Mike pushed up on his side and smiled in the dark. He realized that his old friend might not be completely unreasonable.
He must have had second thoughts about sharing the details of a case with someone not officially connected to his office, Mike thought. This explanation allowed for all of Ken’s admonishments without assuming
that Ken really thought Mike was delusional. And furthermore, Ken had dropped a pretty obvious clue: he had mentioned talking to the boy’s mother on the phone that evening. Mike threw back the covers and swung his legs to the floor. By the time he got to the door of his bedroom, he was convinced that Ken wanted him to find the mother’s phone number, and he had devised a test to prove his theory.
Without turning on any lights, Mike relied on the glowing red and green lights from appliances to guide him down the hall towards the kitchen. He found what he was looking for on the wall next to the microwave. Mike lifted the cordless phone from the charger and took the phone over to the window, where a streetlight provided enough illumination for him to make out the buttons. Scrolling to the last number dialed, he pondered the digits and considered the odds that he was wrong. If this number happened to belong to Ken’s girlfriend, perhaps her cell phone, then Mike’s welcome might run out very quickly.

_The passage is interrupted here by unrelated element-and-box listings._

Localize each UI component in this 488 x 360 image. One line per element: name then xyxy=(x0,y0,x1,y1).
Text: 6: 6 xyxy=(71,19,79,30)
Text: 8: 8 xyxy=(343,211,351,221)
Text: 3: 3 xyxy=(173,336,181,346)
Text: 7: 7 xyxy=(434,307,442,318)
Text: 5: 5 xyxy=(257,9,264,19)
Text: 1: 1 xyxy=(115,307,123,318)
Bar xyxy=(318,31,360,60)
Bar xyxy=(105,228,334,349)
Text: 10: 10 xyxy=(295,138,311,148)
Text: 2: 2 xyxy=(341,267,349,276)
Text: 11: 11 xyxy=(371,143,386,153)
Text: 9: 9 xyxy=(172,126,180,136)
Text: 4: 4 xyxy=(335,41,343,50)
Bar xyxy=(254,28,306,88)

Mike took a chance and hit the call button. Pulling the phone away from his ear, Mike tried to listen to the handset while also straining to hear if there was a similar ringing from upstairs.
After four rings an answering machine picked up—“Thank you for calling China Town. Our hours are…” he turned off the phone. Glancing at the counter while putting the phone back on the charger, Mike saw the empty takeout bag with the restaurant’s logo. His confidence began to ebb as he trekked back down the hall towards the guest room.
He stopped and backed up a step—Ken’s cell phone sat on the side table near the front door. He smiled and lifted the small device. Scrolling back through the phone numbers, he found what he was looking for: only one number was not named in Ken’s address book. The only other calls from that evening were to and from Sharon, who’s picture in the address book matched the woman Mike had seen at the top of the stairs.
Assuming he’s not sleeping with the boy’s mother, Mike thought as he copied the unnamed phone number to slip of paper from the table. He returned the phone to the state and position where he had found it and slunk back to his room.